The Critique: The "Cocker Spaniel" Board Member
The Reality: Buffett exposes the flaw in defining "independence" based on lack of business ties rather than financial independence. A director relying on a $300k board fee will never challenge a CEO's bad acquisition.
The Warning: GAAP Gyrations
The Rule: Ignore bottom-line net income that includes unrealized gains. It is "capricious" and irrelevant to the intrinsic value of the business.
🗣️ Verbatim Masterclass
- "Those market gyrations led to a crazy 1,900% increase in GAAP earnings!"
- "I’ve concluded that acquisitions are similar to marriage: They start, of course, with a joyful wedding — but then reality tends to diverge from pre-nuptial expectations."

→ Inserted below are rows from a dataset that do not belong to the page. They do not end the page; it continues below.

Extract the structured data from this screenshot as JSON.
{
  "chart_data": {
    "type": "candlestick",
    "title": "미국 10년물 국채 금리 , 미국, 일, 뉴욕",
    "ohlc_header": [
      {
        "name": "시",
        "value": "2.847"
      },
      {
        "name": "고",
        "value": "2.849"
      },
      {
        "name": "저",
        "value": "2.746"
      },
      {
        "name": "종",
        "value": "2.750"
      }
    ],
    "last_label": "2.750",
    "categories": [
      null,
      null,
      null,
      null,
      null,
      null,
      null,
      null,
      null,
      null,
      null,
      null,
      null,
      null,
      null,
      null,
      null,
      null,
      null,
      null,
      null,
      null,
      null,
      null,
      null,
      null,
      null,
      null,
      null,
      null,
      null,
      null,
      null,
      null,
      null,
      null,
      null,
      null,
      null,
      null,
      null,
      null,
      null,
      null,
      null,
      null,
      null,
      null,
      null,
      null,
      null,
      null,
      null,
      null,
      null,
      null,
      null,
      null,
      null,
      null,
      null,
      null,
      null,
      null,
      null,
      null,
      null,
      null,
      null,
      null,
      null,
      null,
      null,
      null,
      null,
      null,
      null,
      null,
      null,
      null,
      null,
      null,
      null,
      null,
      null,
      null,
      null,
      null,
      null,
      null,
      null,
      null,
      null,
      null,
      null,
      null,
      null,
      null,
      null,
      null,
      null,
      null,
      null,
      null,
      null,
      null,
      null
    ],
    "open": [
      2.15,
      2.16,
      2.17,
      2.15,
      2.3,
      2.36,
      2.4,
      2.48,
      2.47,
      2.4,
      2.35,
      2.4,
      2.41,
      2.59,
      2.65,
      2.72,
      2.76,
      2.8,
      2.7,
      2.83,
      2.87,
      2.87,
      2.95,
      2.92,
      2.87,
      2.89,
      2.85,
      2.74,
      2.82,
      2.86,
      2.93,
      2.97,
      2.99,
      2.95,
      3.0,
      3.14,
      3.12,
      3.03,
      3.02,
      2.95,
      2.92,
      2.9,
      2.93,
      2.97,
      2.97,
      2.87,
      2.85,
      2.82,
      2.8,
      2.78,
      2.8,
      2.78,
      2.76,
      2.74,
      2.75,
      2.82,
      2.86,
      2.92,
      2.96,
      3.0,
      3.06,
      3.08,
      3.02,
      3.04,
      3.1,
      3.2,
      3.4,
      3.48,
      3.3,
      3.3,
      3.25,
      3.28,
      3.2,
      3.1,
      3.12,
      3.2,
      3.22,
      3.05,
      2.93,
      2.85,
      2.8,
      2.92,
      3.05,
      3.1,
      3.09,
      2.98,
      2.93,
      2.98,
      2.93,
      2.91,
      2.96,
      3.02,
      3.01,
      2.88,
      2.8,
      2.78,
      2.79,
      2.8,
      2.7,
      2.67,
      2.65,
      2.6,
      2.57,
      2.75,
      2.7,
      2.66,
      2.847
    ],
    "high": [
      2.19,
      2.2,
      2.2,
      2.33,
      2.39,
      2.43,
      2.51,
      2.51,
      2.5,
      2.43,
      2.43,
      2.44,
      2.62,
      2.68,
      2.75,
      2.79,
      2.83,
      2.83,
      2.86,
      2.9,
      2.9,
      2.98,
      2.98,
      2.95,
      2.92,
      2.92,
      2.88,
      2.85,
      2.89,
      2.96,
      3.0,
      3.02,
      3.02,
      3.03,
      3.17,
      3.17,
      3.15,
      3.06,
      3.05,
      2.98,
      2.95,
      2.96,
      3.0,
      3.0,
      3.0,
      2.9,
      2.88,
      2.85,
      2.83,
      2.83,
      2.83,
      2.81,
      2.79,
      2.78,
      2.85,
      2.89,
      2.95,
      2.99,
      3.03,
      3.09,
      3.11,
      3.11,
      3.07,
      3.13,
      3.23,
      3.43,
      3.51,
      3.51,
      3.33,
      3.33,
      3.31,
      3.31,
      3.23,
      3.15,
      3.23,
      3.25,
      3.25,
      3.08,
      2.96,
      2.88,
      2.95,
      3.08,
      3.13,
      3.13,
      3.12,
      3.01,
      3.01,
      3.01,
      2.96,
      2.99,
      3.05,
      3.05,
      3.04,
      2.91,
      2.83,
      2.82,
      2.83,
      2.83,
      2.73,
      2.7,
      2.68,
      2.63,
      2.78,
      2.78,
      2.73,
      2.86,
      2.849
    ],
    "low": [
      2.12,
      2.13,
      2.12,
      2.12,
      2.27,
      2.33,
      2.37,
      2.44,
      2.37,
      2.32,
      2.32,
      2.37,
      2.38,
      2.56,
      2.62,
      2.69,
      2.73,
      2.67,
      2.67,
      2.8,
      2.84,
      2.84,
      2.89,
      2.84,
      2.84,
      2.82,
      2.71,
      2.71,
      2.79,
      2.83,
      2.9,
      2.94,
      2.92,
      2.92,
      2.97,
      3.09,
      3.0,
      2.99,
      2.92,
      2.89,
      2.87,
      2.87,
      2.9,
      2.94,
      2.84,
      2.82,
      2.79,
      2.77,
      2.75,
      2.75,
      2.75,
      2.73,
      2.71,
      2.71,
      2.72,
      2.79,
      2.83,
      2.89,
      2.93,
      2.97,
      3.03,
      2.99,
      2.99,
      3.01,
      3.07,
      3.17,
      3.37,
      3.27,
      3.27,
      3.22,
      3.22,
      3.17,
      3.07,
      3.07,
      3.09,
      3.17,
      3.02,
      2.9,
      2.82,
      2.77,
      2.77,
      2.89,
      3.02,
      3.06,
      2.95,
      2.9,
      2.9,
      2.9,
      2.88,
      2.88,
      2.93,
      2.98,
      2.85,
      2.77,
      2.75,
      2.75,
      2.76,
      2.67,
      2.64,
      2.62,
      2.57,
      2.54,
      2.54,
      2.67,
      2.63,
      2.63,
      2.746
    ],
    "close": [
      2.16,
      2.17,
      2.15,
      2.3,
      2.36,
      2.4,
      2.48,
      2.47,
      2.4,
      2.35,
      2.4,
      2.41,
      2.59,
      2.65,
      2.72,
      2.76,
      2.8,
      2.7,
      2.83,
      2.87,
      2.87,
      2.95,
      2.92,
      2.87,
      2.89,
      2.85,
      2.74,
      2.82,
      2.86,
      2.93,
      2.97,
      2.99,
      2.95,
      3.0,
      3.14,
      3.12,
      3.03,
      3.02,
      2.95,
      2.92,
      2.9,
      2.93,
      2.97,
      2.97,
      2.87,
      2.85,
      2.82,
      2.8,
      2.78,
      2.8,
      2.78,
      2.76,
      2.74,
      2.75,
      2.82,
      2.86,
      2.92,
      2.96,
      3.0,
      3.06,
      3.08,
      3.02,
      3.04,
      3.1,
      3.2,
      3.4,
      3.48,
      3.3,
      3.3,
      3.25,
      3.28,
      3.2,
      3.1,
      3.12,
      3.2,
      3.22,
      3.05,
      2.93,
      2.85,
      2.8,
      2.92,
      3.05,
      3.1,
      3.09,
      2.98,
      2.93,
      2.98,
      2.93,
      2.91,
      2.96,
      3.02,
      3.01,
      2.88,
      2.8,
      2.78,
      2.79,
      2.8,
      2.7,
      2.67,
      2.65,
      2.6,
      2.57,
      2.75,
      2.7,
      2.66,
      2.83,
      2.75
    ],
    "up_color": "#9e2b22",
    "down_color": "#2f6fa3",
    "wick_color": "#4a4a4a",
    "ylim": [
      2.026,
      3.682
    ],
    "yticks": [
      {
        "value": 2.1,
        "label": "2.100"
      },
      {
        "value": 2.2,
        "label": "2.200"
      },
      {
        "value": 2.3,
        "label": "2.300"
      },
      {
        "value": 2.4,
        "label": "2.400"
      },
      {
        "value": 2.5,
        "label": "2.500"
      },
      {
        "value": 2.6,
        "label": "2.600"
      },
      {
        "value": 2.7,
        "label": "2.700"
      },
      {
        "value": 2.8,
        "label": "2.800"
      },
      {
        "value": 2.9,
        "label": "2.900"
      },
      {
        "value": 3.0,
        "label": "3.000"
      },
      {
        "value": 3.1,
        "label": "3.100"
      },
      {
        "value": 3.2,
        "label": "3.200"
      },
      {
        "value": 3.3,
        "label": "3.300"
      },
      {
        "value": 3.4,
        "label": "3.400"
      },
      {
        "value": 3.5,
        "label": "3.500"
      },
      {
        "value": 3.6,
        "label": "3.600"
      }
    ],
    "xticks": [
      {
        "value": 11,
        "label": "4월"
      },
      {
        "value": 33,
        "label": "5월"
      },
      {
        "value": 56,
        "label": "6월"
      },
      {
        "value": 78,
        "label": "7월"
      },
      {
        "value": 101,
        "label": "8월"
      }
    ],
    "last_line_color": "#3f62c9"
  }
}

- "When seeking directors, CEOs don’t look for pit bulls. It’s the cocker spaniel that gets taken home."
- "The important point to recognize is that if you are Bobby Fischer, you must play only chess for money."
🔗 Evolutionary Links
- Entities: Apple, Edgar Lawrence Smith, Sy Foguel, GUARD Insurance, Kraft Heinz
- Concepts: Retained Earnings, GAAP Rule Change (2018), Share Repurchases, Corporate Governance, Succession Planning
[!TIP] The 2019 letter is essential for understanding Berkshire's shift from wholly-owned acquisitions to massive minority stakes (like Apple). By focusing on Edgar Lawrence Smith, Buffett provides the intellectual justification for why holding 5.7% of Apple is just as powerful as owning 100% of BNSF—the retained earnings do the heavy lifting. It is also a definitive text on his succession and estate plan, ensuring structural stability for decades post-departure.